Ребята разлеглись, задремали. А мне как-то жалко спать. Захотелось ещё раз войти в монастырь, уже одному. Подошёл к воротам, нажал. Пролез.
Пусто. Гулко. Никого. Походил по звенящим плитам, посмотрел через окошко в трапезную. Есть охота. Потом влез на стену. И пошёл по ней. Долго шёл. И вдруг мне показалось, что впереди, между зубцами, кто-то стоит. Выглянул и спрятался. Точно. Так я испугался! Побежал обратно, слез, еле ворота открыл, вылез. Ребята все спят…
Слез я к реке. Вижу, в лодке спит человек. Услышал меня — проснулся.
— Здорово, — говорит, — мне жена не велит ездить, но я поеду. Садись.
Я сел, он рванул за верёвку на корме, мотор затрещал, и нас сразу вынесло на середину.
Вода широкая, светлая. И лодка несётся по кривой. А он вдруг бросил руль, вскочил на скамейку и закричал:
— Вот оно! Красота! Свобода! Простор! Ура!
А лодка несётся, неизвестно куда. Пришлось мне сесть за руль. И так мы с ним гоняли по всей реке.

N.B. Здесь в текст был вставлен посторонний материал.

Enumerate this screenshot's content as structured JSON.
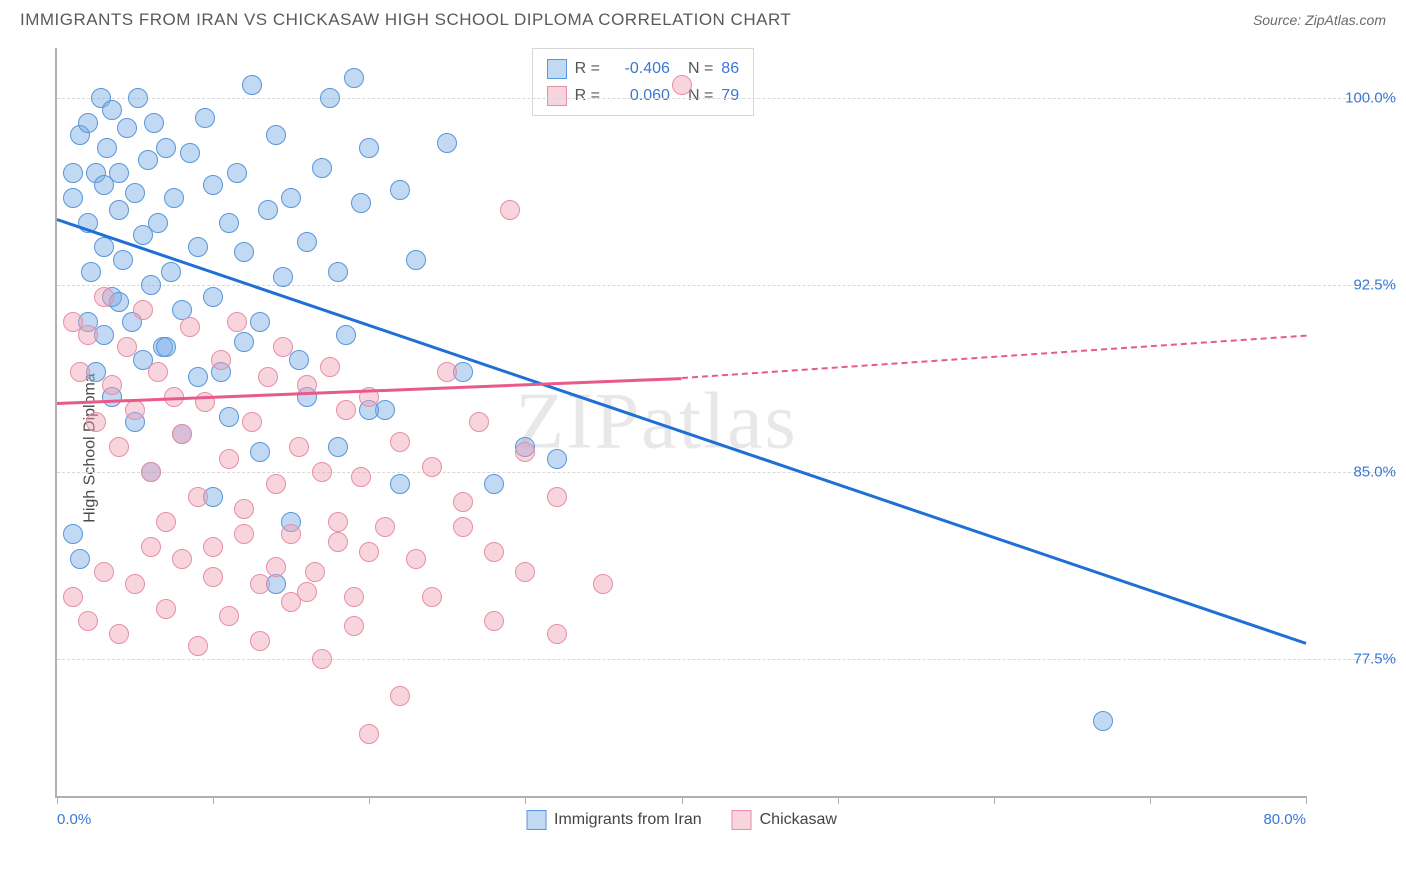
{
  "header": {
    "title": "IMMIGRANTS FROM IRAN VS CHICKASAW HIGH SCHOOL DIPLOMA CORRELATION CHART",
    "source": "Source: ZipAtlas.com"
  },
  "watermark": "ZIPatlas",
  "chart": {
    "type": "scatter",
    "ylabel": "High School Diploma",
    "xlim": [
      0,
      80
    ],
    "ylim": [
      72,
      102
    ],
    "yticks": [
      77.5,
      85.0,
      92.5,
      100.0
    ],
    "ytick_labels": [
      "77.5%",
      "85.0%",
      "92.5%",
      "100.0%"
    ],
    "xticks": [
      0,
      10,
      20,
      30,
      40,
      50,
      60,
      70,
      80
    ],
    "xtick_labels": {
      "0": "0.0%",
      "80": "80.0%"
    },
    "background_color": "#ffffff",
    "grid_color": "#d8d8d8",
    "axis_color": "#b0b0b0",
    "tick_label_color": "#3a77d6",
    "series": [
      {
        "name": "Immigrants from Iran",
        "color_fill": "rgba(120,170,230,0.45)",
        "color_stroke": "#5a96d8",
        "marker_radius": 10,
        "trend_color": "#1f6fd4",
        "trend_solid": {
          "x1": 0,
          "y1": 95.2,
          "x2": 80,
          "y2": 78.2
        },
        "points": [
          [
            1,
            96
          ],
          [
            1,
            97
          ],
          [
            1.5,
            98.5
          ],
          [
            2,
            95
          ],
          [
            2,
            99
          ],
          [
            2.2,
            93
          ],
          [
            2.5,
            97
          ],
          [
            2.8,
            100
          ],
          [
            3,
            96.5
          ],
          [
            3,
            94
          ],
          [
            3.2,
            98
          ],
          [
            3.5,
            92
          ],
          [
            3.5,
            99.5
          ],
          [
            4,
            97
          ],
          [
            4,
            95.5
          ],
          [
            4.2,
            93.5
          ],
          [
            4.5,
            98.8
          ],
          [
            4.8,
            91
          ],
          [
            5,
            96.2
          ],
          [
            5.2,
            100
          ],
          [
            5.5,
            94.5
          ],
          [
            5.8,
            97.5
          ],
          [
            6,
            92.5
          ],
          [
            6.2,
            99
          ],
          [
            6.5,
            95
          ],
          [
            6.8,
            90
          ],
          [
            7,
            98
          ],
          [
            7.3,
            93
          ],
          [
            7.5,
            96
          ],
          [
            8,
            91.5
          ],
          [
            8.5,
            97.8
          ],
          [
            9,
            94
          ],
          [
            9.5,
            99.2
          ],
          [
            10,
            92
          ],
          [
            10,
            96.5
          ],
          [
            10.5,
            89
          ],
          [
            11,
            95
          ],
          [
            11.5,
            97
          ],
          [
            12,
            93.8
          ],
          [
            12.5,
            100.5
          ],
          [
            13,
            91
          ],
          [
            13.5,
            95.5
          ],
          [
            14,
            98.5
          ],
          [
            14.5,
            92.8
          ],
          [
            15,
            96
          ],
          [
            15.5,
            89.5
          ],
          [
            16,
            94.2
          ],
          [
            17,
            97.2
          ],
          [
            17.5,
            100
          ],
          [
            18,
            93
          ],
          [
            18.5,
            90.5
          ],
          [
            19,
            100.8
          ],
          [
            19.5,
            95.8
          ],
          [
            20,
            98
          ],
          [
            21,
            87.5
          ],
          [
            22,
            96.3
          ],
          [
            23,
            93.5
          ],
          [
            25,
            98.2
          ],
          [
            26,
            89
          ],
          [
            28,
            84.5
          ],
          [
            30,
            86
          ],
          [
            32,
            85.5
          ],
          [
            1,
            82.5
          ],
          [
            1.5,
            81.5
          ],
          [
            2,
            91
          ],
          [
            2.5,
            89
          ],
          [
            3,
            90.5
          ],
          [
            3.5,
            88
          ],
          [
            4,
            91.8
          ],
          [
            5,
            87
          ],
          [
            5.5,
            89.5
          ],
          [
            6,
            85
          ],
          [
            7,
            90
          ],
          [
            8,
            86.5
          ],
          [
            9,
            88.8
          ],
          [
            10,
            84
          ],
          [
            11,
            87.2
          ],
          [
            12,
            90.2
          ],
          [
            13,
            85.8
          ],
          [
            14,
            80.5
          ],
          [
            15,
            83
          ],
          [
            16,
            88
          ],
          [
            18,
            86
          ],
          [
            20,
            87.5
          ],
          [
            22,
            84.5
          ],
          [
            67,
            75
          ]
        ],
        "R": "-0.406",
        "N": 86
      },
      {
        "name": "Chickasaw",
        "color_fill": "rgba(240,160,180,0.45)",
        "color_stroke": "#e68fa8",
        "marker_radius": 10,
        "trend_color": "#e85a8a",
        "trend_solid": {
          "x1": 0,
          "y1": 87.8,
          "x2": 40,
          "y2": 88.8
        },
        "trend_dashed": {
          "x1": 40,
          "y1": 88.8,
          "x2": 80,
          "y2": 90.5
        },
        "points": [
          [
            1,
            91
          ],
          [
            1.5,
            89
          ],
          [
            2,
            90.5
          ],
          [
            2.5,
            87
          ],
          [
            3,
            92
          ],
          [
            3.5,
            88.5
          ],
          [
            4,
            86
          ],
          [
            4.5,
            90
          ],
          [
            5,
            87.5
          ],
          [
            5.5,
            91.5
          ],
          [
            6,
            85
          ],
          [
            6.5,
            89
          ],
          [
            7,
            83
          ],
          [
            7.5,
            88
          ],
          [
            8,
            86.5
          ],
          [
            8.5,
            90.8
          ],
          [
            9,
            84
          ],
          [
            9.5,
            87.8
          ],
          [
            10,
            82
          ],
          [
            10.5,
            89.5
          ],
          [
            11,
            85.5
          ],
          [
            11.5,
            91
          ],
          [
            12,
            83.5
          ],
          [
            12.5,
            87
          ],
          [
            13,
            80.5
          ],
          [
            13.5,
            88.8
          ],
          [
            14,
            84.5
          ],
          [
            14.5,
            90
          ],
          [
            15,
            82.5
          ],
          [
            15.5,
            86
          ],
          [
            16,
            88.5
          ],
          [
            16.5,
            81
          ],
          [
            17,
            85
          ],
          [
            17.5,
            89.2
          ],
          [
            18,
            83
          ],
          [
            18.5,
            87.5
          ],
          [
            19,
            80
          ],
          [
            19.5,
            84.8
          ],
          [
            20,
            88
          ],
          [
            21,
            82.8
          ],
          [
            22,
            86.2
          ],
          [
            23,
            81.5
          ],
          [
            24,
            85.2
          ],
          [
            25,
            89
          ],
          [
            26,
            83.8
          ],
          [
            27,
            87
          ],
          [
            28,
            81.8
          ],
          [
            30,
            85.8
          ],
          [
            32,
            84
          ],
          [
            1,
            80
          ],
          [
            2,
            79
          ],
          [
            3,
            81
          ],
          [
            4,
            78.5
          ],
          [
            5,
            80.5
          ],
          [
            6,
            82
          ],
          [
            7,
            79.5
          ],
          [
            8,
            81.5
          ],
          [
            9,
            78
          ],
          [
            10,
            80.8
          ],
          [
            11,
            79.2
          ],
          [
            12,
            82.5
          ],
          [
            13,
            78.2
          ],
          [
            14,
            81.2
          ],
          [
            15,
            79.8
          ],
          [
            16,
            80.2
          ],
          [
            17,
            77.5
          ],
          [
            18,
            82.2
          ],
          [
            19,
            78.8
          ],
          [
            20,
            81.8
          ],
          [
            22,
            76
          ],
          [
            24,
            80
          ],
          [
            26,
            82.8
          ],
          [
            28,
            79
          ],
          [
            30,
            81
          ],
          [
            32,
            78.5
          ],
          [
            35,
            80.5
          ],
          [
            20,
            74.5
          ],
          [
            29,
            95.5
          ],
          [
            40,
            100.5
          ]
        ],
        "R": "0.060",
        "N": 79
      }
    ],
    "legend_box": {
      "R_label": "R =",
      "N_label": "N ="
    },
    "bottom_legend": [
      {
        "label": "Immigrants from Iran",
        "fill": "rgba(120,170,230,0.45)",
        "stroke": "#5a96d8"
      },
      {
        "label": "Chickasaw",
        "fill": "rgba(240,160,180,0.45)",
        "stroke": "#e68fa8"
      }
    ]
  }
}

Потом пристали к островку. На нём каменный домик. Я уже знал, что называется он скит. Сюда монахи удалялись для размышлений. И правда, хорошо тут. Холодно, ясно. Долго я сидел на каменных ступеньках, смотрел вокруг. Словно триста лет назад…
А потом уже была ночь и раннее утро, и мы уже в поезде ехали домой, а спать всё равно совершенно не хотелось. Я вышел в тамбур. Поезд шёл через лес, трава была мокрая, а дым от паровоза входил в кусты и долго там стоял неподвижно.
Буду грустным
Я вдруг засмотрелся, как градины скачут на подоконнике — ударится и летит вверх, всё медленнее, медленнее, повисит — и вниз.

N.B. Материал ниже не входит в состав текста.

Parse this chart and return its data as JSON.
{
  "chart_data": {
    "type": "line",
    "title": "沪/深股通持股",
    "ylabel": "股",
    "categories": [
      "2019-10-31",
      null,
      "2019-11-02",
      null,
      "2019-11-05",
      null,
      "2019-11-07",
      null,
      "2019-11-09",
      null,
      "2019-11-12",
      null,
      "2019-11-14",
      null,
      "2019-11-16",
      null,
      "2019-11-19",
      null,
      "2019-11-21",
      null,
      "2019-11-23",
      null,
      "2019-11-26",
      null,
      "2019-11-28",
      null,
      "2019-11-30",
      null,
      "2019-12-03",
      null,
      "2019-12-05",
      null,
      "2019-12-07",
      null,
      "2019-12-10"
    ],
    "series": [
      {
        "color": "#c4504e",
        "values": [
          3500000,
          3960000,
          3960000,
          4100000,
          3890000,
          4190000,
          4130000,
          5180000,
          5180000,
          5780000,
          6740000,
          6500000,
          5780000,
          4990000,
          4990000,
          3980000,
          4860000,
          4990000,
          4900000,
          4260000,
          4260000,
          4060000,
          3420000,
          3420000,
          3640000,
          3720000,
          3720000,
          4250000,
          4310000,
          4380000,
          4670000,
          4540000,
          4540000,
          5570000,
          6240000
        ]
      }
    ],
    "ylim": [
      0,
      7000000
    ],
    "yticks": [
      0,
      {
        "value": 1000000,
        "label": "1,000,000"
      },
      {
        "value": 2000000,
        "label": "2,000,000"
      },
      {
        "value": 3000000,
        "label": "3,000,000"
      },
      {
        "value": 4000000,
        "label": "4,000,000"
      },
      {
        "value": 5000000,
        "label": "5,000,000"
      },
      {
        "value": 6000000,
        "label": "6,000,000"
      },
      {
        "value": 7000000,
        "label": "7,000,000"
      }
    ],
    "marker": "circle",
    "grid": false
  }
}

А некоторые долетят до стекла, прилипнут, и сползают, и тают.
Тут снова Лёха, мой племянник, ложкой бьёт по столу и кричит:
— Похо-лоданье! Похо-лоданье!
Да, уж осень. Скоро уезжать с дачи. Холодно, пальцы в носках замёрзли, скрипят друг о друга.

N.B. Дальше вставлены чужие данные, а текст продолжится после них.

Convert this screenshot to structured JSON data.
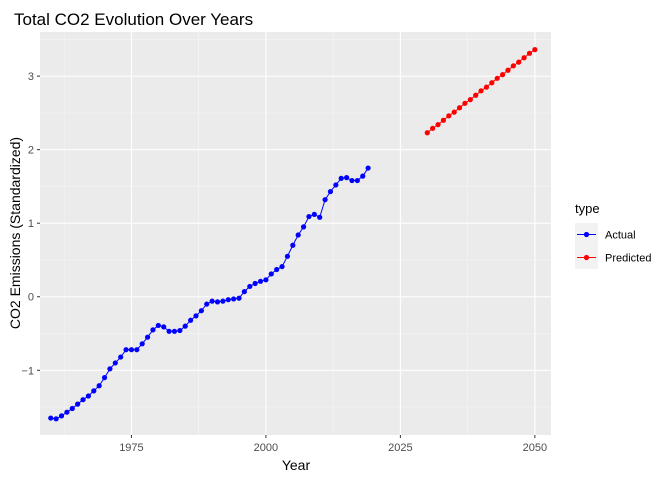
{
  "chart_data": {
    "type": "line",
    "title": "Total CO2 Evolution Over Years",
    "xlabel": "Year",
    "ylabel": "CO2 Emissions (Standardized)",
    "xlim": [
      1958,
      2053
    ],
    "ylim": [
      -1.88,
      3.6
    ],
    "x_ticks": [
      1975,
      2000,
      2025,
      2050
    ],
    "y_ticks": [
      -1,
      0,
      1,
      2,
      3
    ],
    "grid": true,
    "legend_title": "type",
    "legend_position": "right",
    "series": [
      {
        "name": "Actual",
        "color": "#0000ff",
        "x": [
          1960,
          1961,
          1962,
          1963,
          1964,
          1965,
          1966,
          1967,
          1968,
          1969,
          1970,
          1971,
          1972,
          1973,
          1974,
          1975,
          1976,
          1977,
          1978,
          1979,
          1980,
          1981,
          1982,
          1983,
          1984,
          1985,
          1986,
          1987,
          1988,
          1989,
          1990,
          1991,
          1992,
          1993,
          1994,
          1995,
          1996,
          1997,
          1998,
          1999,
          2000,
          2001,
          2002,
          2003,
          2004,
          2005,
          2006,
          2007,
          2008,
          2009,
          2010,
          2011,
          2012,
          2013,
          2014,
          2015,
          2016,
          2017,
          2018,
          2019
        ],
        "y": [
          -1.65,
          -1.66,
          -1.62,
          -1.57,
          -1.52,
          -1.46,
          -1.4,
          -1.35,
          -1.28,
          -1.21,
          -1.1,
          -0.98,
          -0.9,
          -0.82,
          -0.72,
          -0.72,
          -0.72,
          -0.64,
          -0.55,
          -0.45,
          -0.39,
          -0.41,
          -0.47,
          -0.47,
          -0.46,
          -0.4,
          -0.32,
          -0.26,
          -0.19,
          -0.1,
          -0.06,
          -0.07,
          -0.06,
          -0.04,
          -0.03,
          -0.02,
          0.07,
          0.14,
          0.18,
          0.21,
          0.23,
          0.31,
          0.37,
          0.41,
          0.55,
          0.7,
          0.84,
          0.95,
          1.09,
          1.12,
          1.08,
          1.32,
          1.43,
          1.52,
          1.61,
          1.62,
          1.58,
          1.58,
          1.64,
          1.75
        ]
      },
      {
        "name": "Predicted",
        "color": "#ff0000",
        "x": [
          2030,
          2031,
          2032,
          2033,
          2034,
          2035,
          2036,
          2037,
          2038,
          2039,
          2040,
          2041,
          2042,
          2043,
          2044,
          2045,
          2046,
          2047,
          2048,
          2049,
          2050
        ],
        "y": [
          2.23,
          2.29,
          2.34,
          2.4,
          2.46,
          2.51,
          2.57,
          2.63,
          2.68,
          2.74,
          2.8,
          2.85,
          2.91,
          2.97,
          3.02,
          3.08,
          3.14,
          3.19,
          3.25,
          3.31,
          3.36
        ]
      }
    ]
  }
}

— Похо-лоданье! Похо-лоданье!
— Лёха! Прекрати, слышишь? А то брошу всё, сам пришивай свои пуговицы!
Сразу замолк.
Я тяну иголку, и вдруг комок такой из ниток получился, я дёрнул со злости и вообще порвал.
— А-а-а, проклятье! Вот мать твоя придёт, пусть и пришивает!
— Похо-лоданье! Похо-лоданье! Похо-лоданье! Потом вдруг вскочил — и на улицу. Я тоже вышел.
И верно, град кончился. Холодно, чисто. С крыши капает. На цветах капельки. Вдохнул весь запах, какой там был, и пошёл.
«Нет, — думаю, — так нельзя, надо развеселиться немножко».
Вдруг наискосок Лёха пронёсся. Подбежал к гаражу железному, чёрному, выхватил мел и написал: «Мне нравится мороженое за 9, 11, 13, 19, 22 и 28 копеек».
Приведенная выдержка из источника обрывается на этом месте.